Natuerliche Mineralquellen am Stadtrand von Kasese, entstanden durch die geologische Aktivitaet des Ostafrikanischen Grabenbruchs. Weniger spektakulaer als die Sempaya-Quellen im Semuliki NP, aber leichter zugaenglich und mit starkem Community-Tourism-Charakter.
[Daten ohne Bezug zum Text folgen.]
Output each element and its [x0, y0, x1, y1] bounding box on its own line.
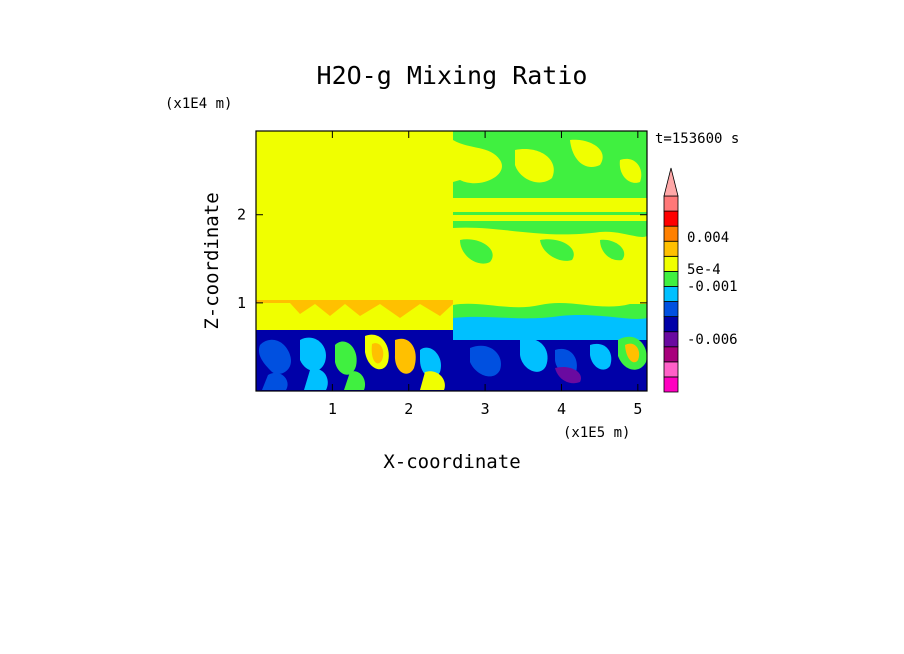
plot-frame: [255, 130, 648, 392]
colorbar-segment: [663, 270, 679, 287]
time-label: t=153600 s: [655, 131, 739, 147]
y-tick-label: 2: [237, 206, 246, 224]
colorbar-tick-label: 0.004: [687, 230, 729, 246]
colorbar-tick-label: 5e-4: [687, 262, 721, 278]
x-tick-label: 5: [633, 400, 642, 418]
colorbar-extend-arrow: [663, 167, 679, 197]
colorbar-segment: [663, 301, 679, 318]
x-axis: 1 2 3 4 5: [328, 131, 642, 418]
colorbar: 0.004 5e-4-0.001 -0.006: [663, 167, 738, 393]
y-tick-label: 1: [237, 294, 246, 312]
x-tick-label: 1: [328, 400, 337, 418]
y-axis: 12: [237, 206, 647, 312]
x-axis-label: X-coordinate: [383, 451, 520, 473]
contour-field: [256, 131, 647, 391]
colorbar-segment: [663, 255, 679, 272]
colorbar-segment: [663, 331, 679, 348]
colorbar-segment: [663, 376, 679, 393]
x-tick-label: 4: [557, 400, 566, 418]
colorbar-segment: [663, 225, 679, 242]
colorbar-segment: [663, 316, 679, 333]
colorbar-tick-label: -0.006: [687, 332, 738, 348]
colorbar-segment: [663, 210, 679, 227]
colorbar-segment: [663, 195, 679, 212]
y-axis-label: Z-coordinate: [201, 192, 223, 329]
colorbar-segment: [663, 286, 679, 302]
colorbar-segment: [663, 346, 679, 363]
chart-title: H2O-g Mixing Ratio: [317, 61, 588, 90]
x-scale-label: (x1E5 m): [563, 425, 630, 441]
x-tick-label: 3: [481, 400, 490, 418]
colorbar-tick-label: -0.001: [687, 279, 738, 295]
x-tick-label: 2: [404, 400, 413, 418]
y-scale-label: (x1E4 m): [165, 96, 232, 112]
colorbar-segment: [663, 361, 679, 378]
colorbar-segment: [663, 240, 679, 257]
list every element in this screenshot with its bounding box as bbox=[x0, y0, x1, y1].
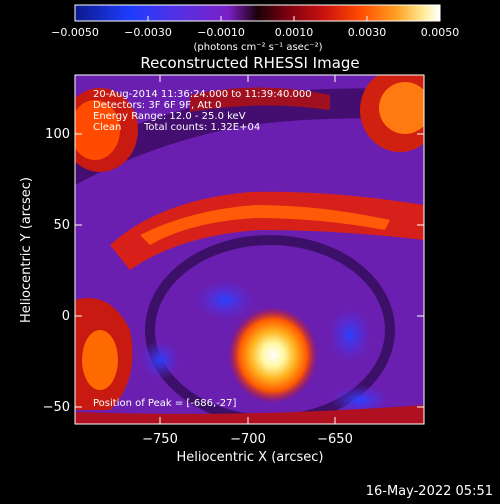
y-tick-label: 0 bbox=[62, 309, 70, 324]
x-axis bbox=[159, 75, 336, 424]
info-method: Clean bbox=[93, 122, 121, 133]
info-detectors: Detectors: 3F 6F 9F, Att 0 bbox=[93, 100, 221, 111]
y-tick-label: −50 bbox=[43, 400, 70, 415]
color-bar-gradient bbox=[74, 4, 441, 22]
reconstructed-image bbox=[75, 75, 424, 424]
colorbar-tick-label: −0.0050 bbox=[51, 26, 99, 39]
colorbar-tick-label: −0.0010 bbox=[197, 26, 245, 39]
peak-position-label: Position of Peak = [-686,-27] bbox=[93, 398, 237, 409]
x-tick-label: −750 bbox=[142, 432, 178, 447]
colorbar-tick-label: −0.0030 bbox=[124, 26, 172, 39]
x-tick-label: −700 bbox=[230, 432, 266, 447]
info-time-range: 20-Aug-2014 11:36:24.000 to 11:39:40.000 bbox=[93, 89, 312, 100]
plot-frame bbox=[74, 74, 425, 425]
footer-date: 16-May-2022 05:51 bbox=[366, 484, 493, 499]
colorbar-units: (photons cm⁻² s⁻¹ asec⁻²) bbox=[193, 42, 322, 53]
colorbar-tick-label: 0.0050 bbox=[421, 26, 460, 39]
colorbar-tick-label: 0.0030 bbox=[348, 26, 387, 39]
x-axis-label: Heliocentric X (arcsec) bbox=[177, 450, 324, 465]
info-energy: Energy Range: 12.0 - 25.0 keV bbox=[93, 111, 246, 122]
y-axis-label: Heliocentric Y (arcsec) bbox=[19, 177, 34, 323]
y-tick-label: 100 bbox=[45, 127, 70, 142]
info-block: 20-Aug-2014 11:36:24.000 to 11:39:40.000… bbox=[93, 89, 312, 133]
plot-title: Reconstructed RHESSI Image bbox=[140, 54, 359, 72]
y-axis bbox=[75, 133, 424, 408]
y-tick-label: 50 bbox=[53, 218, 70, 233]
info-counts: Total counts: 1.32E+04 bbox=[143, 122, 260, 133]
color-bar: −0.0050 −0.0030 −0.0010 0.0010 0.0030 0.… bbox=[51, 4, 460, 53]
colorbar-tick-label: 0.0010 bbox=[275, 26, 314, 39]
x-tick-label: −650 bbox=[317, 432, 353, 447]
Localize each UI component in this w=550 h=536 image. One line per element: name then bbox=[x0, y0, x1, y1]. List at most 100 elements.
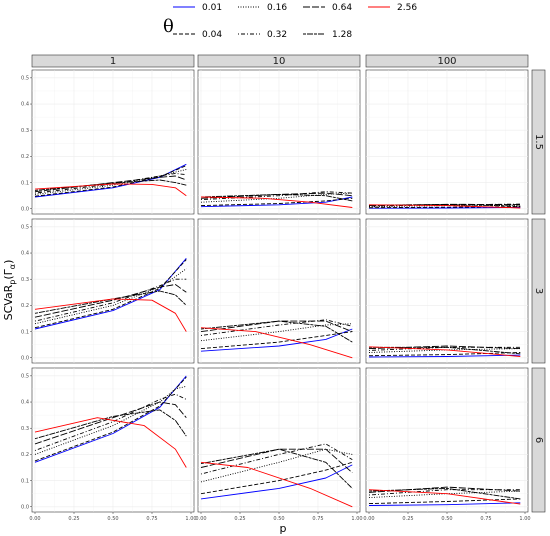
y-tick-label: 0.1 bbox=[21, 478, 29, 484]
row-strip-label-6: 6 bbox=[533, 437, 544, 443]
legend-label-2.56: 2.56 bbox=[397, 3, 417, 13]
y-tick-label: 0.2 bbox=[21, 303, 29, 309]
series-line-theta-2.56 bbox=[34, 417, 187, 468]
panel-grid: 1 10 1001.5360.00.10.20.30.40.50.00.10.20.… bbox=[21, 54, 546, 522]
series-line-theta-0.16 bbox=[200, 448, 353, 483]
series-line-theta-1.28 bbox=[34, 409, 187, 440]
legend: θ 0.01 0.16 0.64 2.56 0.04 0.32 1.28 bbox=[163, 3, 417, 40]
legend-title: θ bbox=[163, 16, 174, 37]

Sempaya (Semuliki NP) sind die spektakulaereren Quellen mit kochenden Fontaenen mitten im Urwald, umgeben von 435 Vogelarten -- ein ganzer Tagesausflug von Fort Portal. Kiwa sind die zugaenglicheren Quellen in Kasese, ideal als Halbtagsbesuch beim Rwenzori-Aufenthalt.
Die Bakonzo-Gemeinschaft betreibt das Gelande als Community-Tourism-Projekt. Alle Einnahmen fliessen direkt in die Gemeinschaft.
Kiwa liegt am Stadtrand von Kasese, dem Ausgangspunkt fuer das Rwenzori-Trekking. Ein Halbtagsbesuch vor dem Trek (zur Entspannung) oder nach der Rueckkehr (erholsames Mineralwasser fuer muede Beine) laesst sich ohne Extraplanung integrieren.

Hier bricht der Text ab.